Hello,
We have a paid, licensed version of Hang-Fire and faced a scalability issue using multiple background job servers to efficiently split work (jobs) among them. We use MS SQL Server storage and 3 priority queues (Low, Normal, High) per Job type.
For example, we have indexing, mass delete, etc. agents (one agent means a console application hosting one instance of BackgroundJobService for processing a particular kind of Jobs and Queues). So, HangFire queues for our Job types look like this:
Low_Indexing, Normal_Indexing, High_Indexing
Low_MassDelete, Normal_MassDelete, High_MassDelete
Each agent console application is configured to process the queues of a particular Job Type (e.g.
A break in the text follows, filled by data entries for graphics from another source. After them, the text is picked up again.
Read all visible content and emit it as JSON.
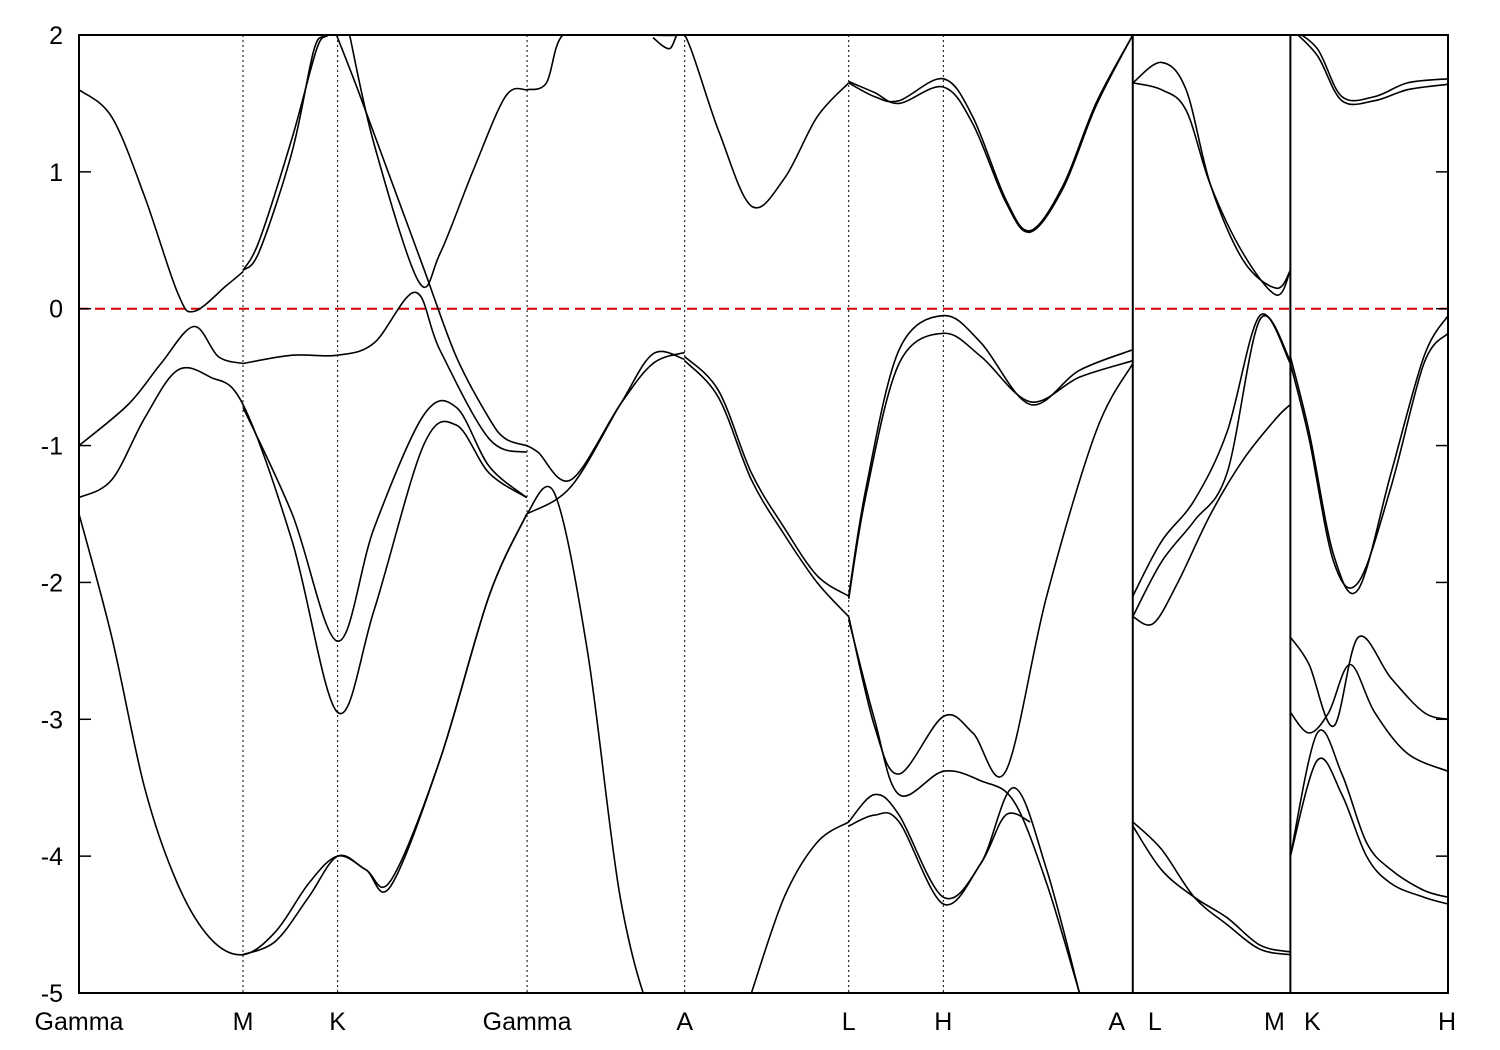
{
  "chart_data": {
    "type": "line",
    "title": "",
    "xlabel": "",
    "ylabel": "",
    "ylim": [
      -5,
      2
    ],
    "yticks": [
      2,
      1,
      0,
      -1,
      -2,
      -3,
      -4,
      -5
    ],
    "ytick_labels": [
      "2",
      "1",
      "0",
      "-1",
      "-2",
      "-3",
      "-4",
      "-5"
    ],
    "grid": false,
    "legend": "none",
    "fermi_level": 0,
    "colors": {
      "bands": "#000000",
      "fermi_level": "#d40000"
    },
    "kpath": [
      {
        "label": "Gamma",
        "x": 0.0
      },
      {
        "label": "M",
        "x": 1.0
      },
      {
        "label": "K",
        "x": 1.577
      },
      {
        "label": "Gamma",
        "x": 2.732
      },
      {
        "label": "A",
        "x": 3.693
      },
      {
        "label": "L",
        "x": 4.693
      },
      {
        "label": "H",
        "x": 5.27
      },
      {
        "label": "A",
        "x": 6.425
      },
      {
        "label": "L",
        "x": 6.425
      },
      {
        "label": "M",
        "x": 7.386
      },
      {
        "label": "K",
        "x": 7.386
      },
      {
        "label": "H",
        "x": 8.347
      }
    ],
    "xlim": [
      0,
      8.347
    ],
    "segment_breaks": [
      6.425,
      7.386
    ],
    "series": [
      {
        "x": [
          0.0,
          0.2,
          0.4,
          0.6,
          0.7,
          0.9,
          1.0
        ],
        "values": [
          1.6,
          1.4,
          0.82,
          0.12,
          -0.02,
          0.17,
          0.27
        ]
      },
      {
        "x": [
          1.0,
          1.1,
          1.3,
          1.45,
          1.52,
          1.6
        ],
        "values": [
          0.28,
          0.5,
          1.25,
          1.9,
          2.0,
          2.1
        ]
      },
      {
        "x": [
          1.0,
          1.1,
          1.3,
          1.43,
          1.5,
          1.6
        ],
        "values": [
          0.28,
          0.42,
          1.15,
          1.88,
          2.0,
          2.1
        ]
      },
      {
        "x": [
          1.57,
          1.7,
          1.9,
          2.1,
          2.3,
          2.5,
          2.6,
          2.73
        ],
        "values": [
          2.0,
          1.6,
          0.95,
          0.3,
          -0.35,
          -0.8,
          -0.95,
          -1.0
        ]
      },
      {
        "x": [
          1.65,
          1.8,
          2.07,
          2.2,
          2.4,
          2.6,
          2.73
        ],
        "values": [
          2.0,
          1.2,
          0.2,
          0.4,
          1.0,
          1.55,
          1.6
        ]
      },
      {
        "x": [
          1.0,
          1.3,
          1.577,
          1.8,
          2.05,
          2.2,
          2.5,
          2.73
        ],
        "values": [
          -0.4,
          -0.34,
          -0.34,
          -0.25,
          0.12,
          -0.3,
          -0.95,
          -1.05
        ]
      },
      {
        "x": [
          0.0,
          0.3,
          0.5,
          0.7,
          0.85,
          1.0
        ],
        "values": [
          -1.0,
          -0.7,
          -0.4,
          -0.13,
          -0.35,
          -0.4
        ]
      },
      {
        "x": [
          0.0,
          0.2,
          0.4,
          0.6,
          0.8,
          1.0,
          1.3,
          1.577,
          1.8,
          2.1,
          2.3,
          2.5,
          2.73
        ],
        "values": [
          -1.38,
          -1.25,
          -0.8,
          -0.45,
          -0.5,
          -0.7,
          -1.7,
          -2.95,
          -2.2,
          -1.0,
          -0.85,
          -1.2,
          -1.38
        ]
      },
      {
        "x": [
          1.0,
          1.3,
          1.577,
          1.8,
          2.1,
          2.3,
          2.5,
          2.73
        ],
        "values": [
          -0.72,
          -1.5,
          -2.43,
          -1.6,
          -0.78,
          -0.72,
          -1.15,
          -1.38
        ]
      },
      {
        "x": [
          0.0,
          0.2,
          0.4,
          0.6,
          0.8,
          1.0,
          1.2,
          1.4,
          1.577,
          1.75,
          1.9,
          2.2,
          2.5,
          2.73
        ],
        "values": [
          -1.5,
          -2.4,
          -3.5,
          -4.2,
          -4.6,
          -4.72,
          -4.55,
          -4.2,
          -4.0,
          -4.1,
          -4.22,
          -3.3,
          -2.1,
          -1.5
        ]
      },
      {
        "x": [
          1.0,
          1.2,
          1.4,
          1.577,
          1.75,
          1.9,
          2.2,
          2.5,
          2.73
        ],
        "values": [
          -4.72,
          -4.62,
          -4.3,
          -4.0,
          -4.1,
          -4.18,
          -3.3,
          -2.1,
          -1.5
        ]
      },
      {
        "x": [
          2.73,
          2.85,
          2.95,
          3.2,
          3.5,
          3.693
        ],
        "values": [
          1.6,
          1.65,
          2.0,
          2.05,
          2.0,
          2.0
        ]
      },
      {
        "x": [
          2.73,
          2.8,
          3.0,
          3.3,
          3.5,
          3.693
        ],
        "values": [
          -1.0,
          -1.05,
          -1.25,
          -0.7,
          -0.4,
          -0.32
        ]
      },
      {
        "x": [
          2.73,
          3.0,
          3.3,
          3.5,
          3.693
        ],
        "values": [
          -1.5,
          -1.3,
          -0.7,
          -0.33,
          -0.37
        ]
      },
      {
        "x": [
          2.73,
          2.9,
          3.1,
          3.3,
          3.5,
          3.693
        ],
        "values": [
          -1.5,
          -1.35,
          -2.5,
          -4.3,
          -5.2,
          -5.5
        ]
      },
      {
        "x": [
          3.5,
          3.6,
          3.693,
          3.9,
          4.1,
          4.3,
          4.5,
          4.693
        ],
        "values": [
          1.98,
          1.9,
          2.0,
          1.3,
          0.75,
          0.95,
          1.4,
          1.65
        ]
      },
      {
        "x": [
          3.693,
          3.9,
          4.1,
          4.3,
          4.5,
          4.693
        ],
        "values": [
          -0.35,
          -0.6,
          -1.2,
          -1.6,
          -1.95,
          -2.1
        ]
      },
      {
        "x": [
          3.693,
          3.9,
          4.1,
          4.3,
          4.5,
          4.693
        ],
        "values": [
          -0.38,
          -0.65,
          -1.25,
          -1.65,
          -2.0,
          -2.25
        ]
      },
      {
        "x": [
          4.1,
          4.3,
          4.5,
          4.693
        ],
        "values": [
          -5.0,
          -4.3,
          -3.9,
          -3.75
        ]
      },
      {
        "x": [
          4.693,
          4.85,
          5.0,
          5.27,
          5.45,
          5.65,
          5.8,
          6.0,
          6.2,
          6.425
        ],
        "values": [
          1.65,
          1.55,
          1.52,
          1.68,
          1.4,
          0.8,
          0.57,
          0.9,
          1.5,
          2.0
        ]
      },
      {
        "x": [
          4.693,
          4.85,
          5.0,
          5.27,
          5.45,
          5.65,
          5.8,
          6.0,
          6.2,
          6.425
        ],
        "values": [
          1.66,
          1.58,
          1.5,
          1.62,
          1.35,
          0.78,
          0.56,
          0.88,
          1.48,
          2.0
        ]
      },
      {
        "x": [
          4.693,
          4.8,
          5.0,
          5.27,
          5.5,
          5.8,
          6.1,
          6.425
        ],
        "values": [
          -2.1,
          -1.3,
          -0.3,
          -0.05,
          -0.25,
          -0.7,
          -0.45,
          -0.3
        ]
      },
      {
        "x": [
          4.693,
          4.8,
          5.0,
          5.27,
          5.5,
          5.8,
          6.1,
          6.425
        ],
        "values": [
          -2.12,
          -1.35,
          -0.4,
          -0.18,
          -0.35,
          -0.68,
          -0.5,
          -0.38
        ]
      },
      {
        "x": [
          4.693,
          4.85,
          5.0,
          5.27,
          5.45,
          5.65,
          5.9,
          6.2,
          6.425
        ],
        "values": [
          -2.25,
          -3.05,
          -3.4,
          -2.98,
          -3.1,
          -3.38,
          -2.1,
          -0.9,
          -0.4
        ]
      },
      {
        "x": [
          4.693,
          4.85,
          5.0,
          5.27,
          5.5,
          5.7,
          5.9,
          6.1
        ],
        "values": [
          -2.27,
          -3.0,
          -3.55,
          -3.38,
          -3.45,
          -3.6,
          -4.2,
          -5.0
        ]
      },
      {
        "x": [
          4.693,
          4.85,
          5.0,
          5.27,
          5.5,
          5.7,
          5.9,
          6.1
        ],
        "values": [
          -3.75,
          -3.55,
          -3.7,
          -4.3,
          -4.05,
          -3.5,
          -4.1,
          -5.0
        ]
      },
      {
        "x": [
          4.693,
          4.85,
          5.0,
          5.27,
          5.5,
          5.65,
          5.8
        ],
        "values": [
          -3.78,
          -3.7,
          -3.75,
          -4.35,
          -4.05,
          -3.7,
          -3.75
        ]
      },
      {
        "x": [
          6.425,
          6.6,
          6.75,
          6.9,
          7.1,
          7.3,
          7.386
        ],
        "values": [
          1.65,
          1.8,
          1.6,
          0.9,
          0.35,
          0.15,
          0.28
        ]
      },
      {
        "x": [
          6.425,
          6.6,
          6.75,
          6.9,
          7.1,
          7.3,
          7.386
        ],
        "values": [
          1.65,
          1.6,
          1.45,
          0.9,
          0.4,
          0.1,
          0.28
        ]
      },
      {
        "x": [
          6.425,
          6.6,
          6.8,
          7.0,
          7.2,
          7.386
        ],
        "values": [
          -2.1,
          -1.7,
          -1.4,
          -0.9,
          -0.05,
          -0.4
        ]
      },
      {
        "x": [
          6.425,
          6.6,
          6.8,
          7.0,
          7.2,
          7.386
        ],
        "values": [
          -2.25,
          -1.85,
          -1.55,
          -1.2,
          -0.08,
          -0.38
        ]
      },
      {
        "x": [
          6.425,
          6.55,
          6.7,
          6.9,
          7.1,
          7.3,
          7.386
        ],
        "values": [
          -2.25,
          -2.3,
          -2.0,
          -1.5,
          -1.1,
          -0.8,
          -0.7
        ]
      },
      {
        "x": [
          6.425,
          6.6,
          6.8,
          7.0,
          7.2,
          7.386
        ],
        "values": [
          -3.75,
          -3.95,
          -4.3,
          -4.5,
          -4.68,
          -4.72
        ]
      },
      {
        "x": [
          6.425,
          6.6,
          6.8,
          7.0,
          7.2,
          7.386
        ],
        "values": [
          -3.78,
          -4.1,
          -4.3,
          -4.45,
          -4.65,
          -4.7
        ]
      },
      {
        "x": [
          7.386,
          7.55,
          7.7,
          7.9,
          8.1,
          8.347
        ],
        "values": [
          2.05,
          1.9,
          1.55,
          1.55,
          1.65,
          1.68
        ]
      },
      {
        "x": [
          7.386,
          7.55,
          7.7,
          7.9,
          8.1,
          8.347
        ],
        "values": [
          2.05,
          1.85,
          1.52,
          1.52,
          1.6,
          1.64
        ]
      },
      {
        "x": [
          7.386,
          7.5,
          7.65,
          7.8,
          8.0,
          8.2,
          8.347
        ],
        "values": [
          -0.35,
          -0.9,
          -1.8,
          -2.05,
          -1.2,
          -0.35,
          -0.05
        ]
      },
      {
        "x": [
          7.386,
          7.5,
          7.65,
          7.8,
          8.0,
          8.2,
          8.347
        ],
        "values": [
          -0.4,
          -0.95,
          -1.85,
          -2.0,
          -1.3,
          -0.4,
          -0.18
        ]
      },
      {
        "x": [
          7.386,
          7.5,
          7.65,
          7.8,
          8.0,
          8.2,
          8.347
        ],
        "values": [
          -2.4,
          -2.6,
          -3.05,
          -2.4,
          -2.7,
          -2.95,
          -3.0
        ]
      },
      {
        "x": [
          7.386,
          7.5,
          7.62,
          7.75,
          7.9,
          8.1,
          8.347
        ],
        "values": [
          -2.95,
          -3.1,
          -2.95,
          -2.6,
          -2.95,
          -3.25,
          -3.38
        ]
      },
      {
        "x": [
          7.386,
          7.55,
          7.7,
          7.85,
          8.0,
          8.2,
          8.347
        ],
        "values": [
          -4.0,
          -3.1,
          -3.4,
          -3.9,
          -4.1,
          -4.25,
          -4.3
        ]
      },
      {
        "x": [
          7.386,
          7.55,
          7.7,
          7.85,
          8.0,
          8.2,
          8.347
        ],
        "values": [
          -4.0,
          -3.3,
          -3.55,
          -4.0,
          -4.2,
          -4.3,
          -4.35
        ]
      }
    ]
  }
}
IndexingAgent). It is clear so far. The problem starts with run of multiple instances of this application on different machines (PODs) because it seems that only one Agent console app. takes over most of workload. So, even if you have 5 parallel running Indexing Agents for processing the same x_Indexing queues, only one of them is really utilized to process more hundred of the same Job types.
My question: Does Hang-Fire support some proportional load-balancing of the jobs among the currently running background job server instances or it has to be implemented by us? I don’t know what is happening under the hood. I think the server fetches a batch of the jobs and then, starts to process them. The question is why other agent consoles cannot fetch the next batch to start to work on that on another machine in parallel. Creating a dedicated queue for each console app (machine or POD) seems enough poor solution and also not scalable very well.
We just have explicit settings for Queues and WorkerCount on BackgroundJobServerOptions. The previous one is the mentioned 3 priority queues, the last one is Environment.ProcessorCount * 5 at present.